Background: Autosomal dominant cancer syndrome--multiple endocrine neoplasia type 2 (MEN 2), may exist more often than expected in patients with pheochromocytoma. Germline mutations identified recently in MEN 2 can be revealed by genetic screening.
Objective: To evaluate the frequency of RET (rearranged during transfection) mutations in patients with pheochromocytoma.
Design and methods: We genetically screened germline mutations in the RET proto-oncogene and clinically re-evaluated patients with pheochromocytoma. A pentagastrin test and other biochemical studies were performed in all patients.
Setting: Department of Internal Medicine and Hypertension, The Medical University of Warsaw, Warsaw, Poland and the Department of Nephrology and Hypertension, Albert Ludwigs University, Freiburg, Germany.

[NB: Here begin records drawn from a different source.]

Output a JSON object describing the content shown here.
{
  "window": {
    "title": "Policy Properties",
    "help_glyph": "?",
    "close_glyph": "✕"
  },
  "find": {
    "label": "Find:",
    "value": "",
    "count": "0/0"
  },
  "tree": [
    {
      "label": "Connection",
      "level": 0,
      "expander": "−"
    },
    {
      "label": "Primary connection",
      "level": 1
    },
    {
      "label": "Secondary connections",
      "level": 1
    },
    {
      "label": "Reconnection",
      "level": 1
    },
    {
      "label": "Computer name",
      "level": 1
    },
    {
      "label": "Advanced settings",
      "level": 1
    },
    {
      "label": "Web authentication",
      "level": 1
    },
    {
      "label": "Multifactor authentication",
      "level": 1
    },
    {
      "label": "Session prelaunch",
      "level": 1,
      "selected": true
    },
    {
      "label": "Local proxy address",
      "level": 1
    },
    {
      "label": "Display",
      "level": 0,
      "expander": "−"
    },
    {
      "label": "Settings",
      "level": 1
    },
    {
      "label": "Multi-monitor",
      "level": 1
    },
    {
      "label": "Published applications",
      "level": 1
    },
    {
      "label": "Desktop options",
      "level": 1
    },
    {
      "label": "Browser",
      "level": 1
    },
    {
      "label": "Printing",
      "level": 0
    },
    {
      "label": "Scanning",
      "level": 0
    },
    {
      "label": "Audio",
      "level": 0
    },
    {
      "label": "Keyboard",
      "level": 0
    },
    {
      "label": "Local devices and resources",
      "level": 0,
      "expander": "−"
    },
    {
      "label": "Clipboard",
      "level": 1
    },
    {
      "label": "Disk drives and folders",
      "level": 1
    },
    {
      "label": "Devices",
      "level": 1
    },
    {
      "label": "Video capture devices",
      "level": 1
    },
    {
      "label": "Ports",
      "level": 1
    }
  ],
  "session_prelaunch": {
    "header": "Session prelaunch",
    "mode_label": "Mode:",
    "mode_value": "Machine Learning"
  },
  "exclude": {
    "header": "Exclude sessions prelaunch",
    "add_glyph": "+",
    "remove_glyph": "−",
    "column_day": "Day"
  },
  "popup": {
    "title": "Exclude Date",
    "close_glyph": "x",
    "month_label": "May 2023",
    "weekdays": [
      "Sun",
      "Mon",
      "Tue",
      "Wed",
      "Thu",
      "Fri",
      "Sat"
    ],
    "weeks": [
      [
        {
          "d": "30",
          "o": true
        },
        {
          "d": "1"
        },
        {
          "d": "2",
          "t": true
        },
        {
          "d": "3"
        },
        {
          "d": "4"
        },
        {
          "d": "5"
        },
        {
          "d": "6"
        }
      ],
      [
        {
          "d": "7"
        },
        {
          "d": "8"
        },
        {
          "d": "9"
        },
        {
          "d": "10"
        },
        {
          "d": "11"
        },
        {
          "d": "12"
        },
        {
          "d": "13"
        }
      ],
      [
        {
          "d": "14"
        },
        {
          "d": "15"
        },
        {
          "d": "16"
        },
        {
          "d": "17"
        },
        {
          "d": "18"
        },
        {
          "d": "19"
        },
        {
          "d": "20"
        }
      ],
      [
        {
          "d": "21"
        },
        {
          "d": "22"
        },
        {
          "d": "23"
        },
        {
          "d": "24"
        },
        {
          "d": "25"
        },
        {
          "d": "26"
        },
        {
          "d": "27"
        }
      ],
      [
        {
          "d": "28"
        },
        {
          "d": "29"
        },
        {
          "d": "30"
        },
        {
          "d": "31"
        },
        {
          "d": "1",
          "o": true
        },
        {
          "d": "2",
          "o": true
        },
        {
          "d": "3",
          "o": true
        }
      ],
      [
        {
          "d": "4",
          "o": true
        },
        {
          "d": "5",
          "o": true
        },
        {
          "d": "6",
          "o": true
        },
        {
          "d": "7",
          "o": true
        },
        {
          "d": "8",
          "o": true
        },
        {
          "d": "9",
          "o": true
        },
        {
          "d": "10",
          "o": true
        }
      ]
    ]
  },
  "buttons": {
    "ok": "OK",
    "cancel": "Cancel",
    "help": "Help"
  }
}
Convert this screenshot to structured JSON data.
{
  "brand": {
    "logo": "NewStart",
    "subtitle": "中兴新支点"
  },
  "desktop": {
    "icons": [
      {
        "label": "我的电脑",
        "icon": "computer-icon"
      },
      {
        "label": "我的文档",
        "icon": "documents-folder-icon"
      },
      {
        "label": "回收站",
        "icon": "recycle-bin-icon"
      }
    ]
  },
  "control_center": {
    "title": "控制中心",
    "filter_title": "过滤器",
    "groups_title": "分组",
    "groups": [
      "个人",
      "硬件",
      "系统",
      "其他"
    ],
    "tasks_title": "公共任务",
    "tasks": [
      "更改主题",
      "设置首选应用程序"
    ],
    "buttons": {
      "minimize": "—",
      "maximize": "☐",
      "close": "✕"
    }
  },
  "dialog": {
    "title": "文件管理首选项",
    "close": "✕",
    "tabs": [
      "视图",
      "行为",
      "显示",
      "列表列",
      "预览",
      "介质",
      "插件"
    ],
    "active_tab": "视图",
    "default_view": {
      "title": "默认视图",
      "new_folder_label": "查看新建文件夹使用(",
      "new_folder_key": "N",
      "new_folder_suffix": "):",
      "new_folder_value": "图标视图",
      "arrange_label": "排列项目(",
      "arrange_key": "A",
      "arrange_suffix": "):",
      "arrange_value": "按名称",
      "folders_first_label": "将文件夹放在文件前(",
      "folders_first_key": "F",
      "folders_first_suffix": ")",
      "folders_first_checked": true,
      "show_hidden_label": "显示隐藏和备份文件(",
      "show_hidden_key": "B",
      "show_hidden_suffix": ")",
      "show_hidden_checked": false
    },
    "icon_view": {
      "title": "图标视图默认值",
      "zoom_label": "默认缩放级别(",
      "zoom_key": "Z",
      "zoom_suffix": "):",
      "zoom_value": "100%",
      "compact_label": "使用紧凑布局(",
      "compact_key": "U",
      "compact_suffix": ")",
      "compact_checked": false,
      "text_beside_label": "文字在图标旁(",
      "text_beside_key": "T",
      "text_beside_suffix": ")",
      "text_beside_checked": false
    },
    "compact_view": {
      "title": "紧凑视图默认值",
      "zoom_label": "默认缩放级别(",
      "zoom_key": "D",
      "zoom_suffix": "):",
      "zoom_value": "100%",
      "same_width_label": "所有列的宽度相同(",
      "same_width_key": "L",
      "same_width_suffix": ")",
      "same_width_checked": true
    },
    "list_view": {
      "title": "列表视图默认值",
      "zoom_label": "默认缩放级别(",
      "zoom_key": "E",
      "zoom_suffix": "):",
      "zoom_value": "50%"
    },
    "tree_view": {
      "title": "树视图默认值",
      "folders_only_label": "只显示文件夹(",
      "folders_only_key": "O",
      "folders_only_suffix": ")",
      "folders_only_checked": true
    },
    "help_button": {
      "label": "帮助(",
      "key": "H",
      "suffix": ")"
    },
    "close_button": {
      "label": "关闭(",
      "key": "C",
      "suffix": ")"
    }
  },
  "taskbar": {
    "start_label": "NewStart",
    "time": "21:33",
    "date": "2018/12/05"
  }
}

Participants: Seventy seven unselected patients with pheochromocytoma (19 men, 58 women, mean age: 51.55 +/- 1.5 years; pheochromocytoma confirmed histopathologically) out of 162 diagnosed and treated in the years 1957-1998 in the Department of Internal Medicine and Hypertension in Warsaw, Poland. The other 85 patients did not respond to the written invitation.
Main outcome measures: The finding of RET mutations and diagnosis of MEN 2 in patients with pheochromocytoma.
Results: Genetic testing revealed germline mutations in the RET proto-oncogene in six patients (7.8%). All carriers had mutation of exon 11, codon 634: TGC to CGC. In four patients with this mutation, medullary thyroid carcinoma (MIC) was diagnosed and in three cases, surgically treated. Biochemical parameters: parathormone 31.88 +/- 2.87 pg/ml, calcitonin: 0 min 0.23 +/- 0.14 ng/ml; 2 min 0.49 +/- 0.21 ng/ml; 5 min 0.48 +/- 0.21 ng/ml, metoxycatecholamines: 601.62 +/- 42.71 microg/24h, epinephrine: 1.94 +/- 0.17 microg/24h, norepinephrine 13.96 +/- 1.3 microg/24h, carcinoembryonic antigen (CEA) 9.94 +/- 4.3 ng/ml. Ambulatory blood pressure monitoring (ABPM): systolic blood pressure (SBP): 116 +/- 1.9 mmHg, diastolic blood pressure (DBP): 73.7 +/- 0.9 mmHg. Clinical, biochemical and imaging procedures did not reveal any recurrence of pheochromocytoma in the 77 patients studied.
Conclusions: Patients with pheochromocytoma should be genetically screened for mutations of the RET proto-oncogene. These patients should undergo clinical screening for MEN 2. In addition, genetic studies can be useful for the screening of the families of the carriers.